If Walt Disney Was A Therapist

If Walt Disney Was A Therapist

I just finished watching “Saving Mr. Banks” – a story about the making of Mary Poppins with more depth and context than I ever could have imagined. If you have seen the movie, you’ll know that the writer of Mary Poppins, PL Travers, experienced a great deal of family trauma. The film does not shy away from mental and behavioral health issues: alcoholism, depression, generational trauma, ADHD (did you know that Walt Disney had ADHD?), etc. PL Travers was writing the story of her childhood in Mary Poppins, probably an avenue for healing.

There’s a point in the film when Disney is reassuring Travers that he will take good care of her story. He says this:

“That’s what we storytellers do: we restore order with imagination.”

What do you think of that?

If Walt Disney was a therapist, he would likely be one that uses Narrative Therapy to help “restore order” or peace, or meaning to one’s story. Often times, going to therapy/counseling involves reflection on childhood and telling stories of events and relationships that have shaped your beliefs about life. You might create a genogram, which helps you identify patterns in your family tree. Walt Disney was not wrong. Re-telling the story of your life, maybe in a different way, helps restore order to the story.

I’ll go a step further. Let’s look at Scripture. It is full of stories of self-doubt, turned triumph (Moses); abandonment and rejection turned restoration and glory (Joseph), sin and weakness turned repentance and strength (David), invisible and purposeless turned seen and valued (the Samaritan woman),  a fallen people turned saved (Jesus).  God is the author of our lives and our stories, and He wants to turn the ugly, painful parts of our story into glory to reflect His nature. Our imagination is a gift from above that helps us create joy, manage emotion, and create hope. We have the privilege of co-authoring our stories with our masterful God.

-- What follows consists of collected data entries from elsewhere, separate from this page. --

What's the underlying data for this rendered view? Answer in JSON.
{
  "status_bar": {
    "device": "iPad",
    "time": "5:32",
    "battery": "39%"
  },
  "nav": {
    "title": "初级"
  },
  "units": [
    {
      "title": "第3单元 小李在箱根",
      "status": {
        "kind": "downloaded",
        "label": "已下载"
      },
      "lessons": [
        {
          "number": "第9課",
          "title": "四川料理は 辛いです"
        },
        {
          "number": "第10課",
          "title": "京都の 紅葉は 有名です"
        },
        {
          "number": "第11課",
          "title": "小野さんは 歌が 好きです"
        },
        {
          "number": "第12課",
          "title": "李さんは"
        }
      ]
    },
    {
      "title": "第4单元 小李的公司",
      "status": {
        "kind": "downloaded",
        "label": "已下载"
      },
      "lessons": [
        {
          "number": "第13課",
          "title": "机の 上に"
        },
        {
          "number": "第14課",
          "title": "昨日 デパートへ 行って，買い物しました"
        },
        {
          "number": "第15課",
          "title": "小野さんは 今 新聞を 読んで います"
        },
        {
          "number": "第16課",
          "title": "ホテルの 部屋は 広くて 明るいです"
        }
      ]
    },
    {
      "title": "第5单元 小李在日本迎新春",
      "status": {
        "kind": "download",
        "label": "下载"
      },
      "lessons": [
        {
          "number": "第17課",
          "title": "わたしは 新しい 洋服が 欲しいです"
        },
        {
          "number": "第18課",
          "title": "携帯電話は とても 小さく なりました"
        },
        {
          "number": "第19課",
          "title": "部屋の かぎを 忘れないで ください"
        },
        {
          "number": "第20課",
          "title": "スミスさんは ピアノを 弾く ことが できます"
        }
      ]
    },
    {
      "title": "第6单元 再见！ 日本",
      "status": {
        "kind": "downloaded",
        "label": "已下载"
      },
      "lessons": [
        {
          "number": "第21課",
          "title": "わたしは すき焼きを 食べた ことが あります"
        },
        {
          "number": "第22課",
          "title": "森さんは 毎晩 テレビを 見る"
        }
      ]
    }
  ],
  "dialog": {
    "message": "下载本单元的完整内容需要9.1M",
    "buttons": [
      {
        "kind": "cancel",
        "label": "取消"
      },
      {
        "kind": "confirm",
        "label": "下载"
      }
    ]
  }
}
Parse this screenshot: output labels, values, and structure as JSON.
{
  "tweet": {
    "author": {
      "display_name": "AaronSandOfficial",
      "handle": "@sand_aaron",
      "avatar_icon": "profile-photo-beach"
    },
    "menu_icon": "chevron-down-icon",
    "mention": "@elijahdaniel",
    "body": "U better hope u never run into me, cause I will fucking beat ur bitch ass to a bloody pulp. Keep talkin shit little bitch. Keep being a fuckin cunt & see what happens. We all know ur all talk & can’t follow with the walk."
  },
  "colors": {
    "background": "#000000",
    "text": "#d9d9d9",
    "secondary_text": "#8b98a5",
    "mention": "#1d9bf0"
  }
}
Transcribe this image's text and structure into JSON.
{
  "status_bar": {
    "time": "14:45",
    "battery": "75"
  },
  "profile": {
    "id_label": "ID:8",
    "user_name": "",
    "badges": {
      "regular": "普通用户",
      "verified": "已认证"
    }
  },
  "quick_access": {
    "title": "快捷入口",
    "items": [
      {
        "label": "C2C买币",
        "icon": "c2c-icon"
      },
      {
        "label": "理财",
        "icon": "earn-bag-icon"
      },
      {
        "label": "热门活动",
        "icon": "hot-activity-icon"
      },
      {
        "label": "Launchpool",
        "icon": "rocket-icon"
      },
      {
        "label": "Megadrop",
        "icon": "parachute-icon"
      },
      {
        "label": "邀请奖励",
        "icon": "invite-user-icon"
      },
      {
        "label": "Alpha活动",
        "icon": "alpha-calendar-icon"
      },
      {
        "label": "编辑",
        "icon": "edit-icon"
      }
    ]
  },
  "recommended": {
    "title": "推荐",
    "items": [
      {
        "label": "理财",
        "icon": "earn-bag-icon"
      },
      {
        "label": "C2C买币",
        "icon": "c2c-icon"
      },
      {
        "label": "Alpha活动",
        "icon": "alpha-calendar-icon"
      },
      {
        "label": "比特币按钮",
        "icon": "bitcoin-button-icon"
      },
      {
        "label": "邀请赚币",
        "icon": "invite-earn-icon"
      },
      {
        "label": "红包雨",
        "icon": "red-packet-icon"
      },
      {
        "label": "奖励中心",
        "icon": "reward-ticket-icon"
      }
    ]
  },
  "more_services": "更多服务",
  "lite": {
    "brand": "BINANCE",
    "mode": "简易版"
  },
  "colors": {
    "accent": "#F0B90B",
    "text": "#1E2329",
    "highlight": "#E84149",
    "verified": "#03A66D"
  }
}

So if Walt Disney were a therapist, he may encourage you to think about the pain in your story, but also to find the places where God has been present or find what He has redeemed.

The beauty of every story is that we know how it ends. Jesus completed every story on the Cross. Every story in our lives ends with the finished work of grace, so until then, we can work on seeing how the details of our stories intertwine with the story of God.  When you use your imagination, prayer, and co-authorship with God to bring order to your story, you create a witness and a testimony. Consider these verses:

Luke 8:39 -“Return to your home, and declare how much God has done for you.” And he went away, proclaiming throughout the whole city how much Jesus had done for him.

2 Timothy 1:8-9 – “Therefore do not be ashamed of the testimony about our Lord, nor of me his prisoner, but share in suffering for the gospel by the power of God, who saved us and called us to a holy calling, not because of our works but because of his own purpose and grace, which he gave us in Christ Jesus before the ages began…”

This week, take some time and meditate on the ways that God is writing your story. Allow the Holy Spirit to give you imagination to see purpose in the part of your story that may not be obvious.  Happy storytelling!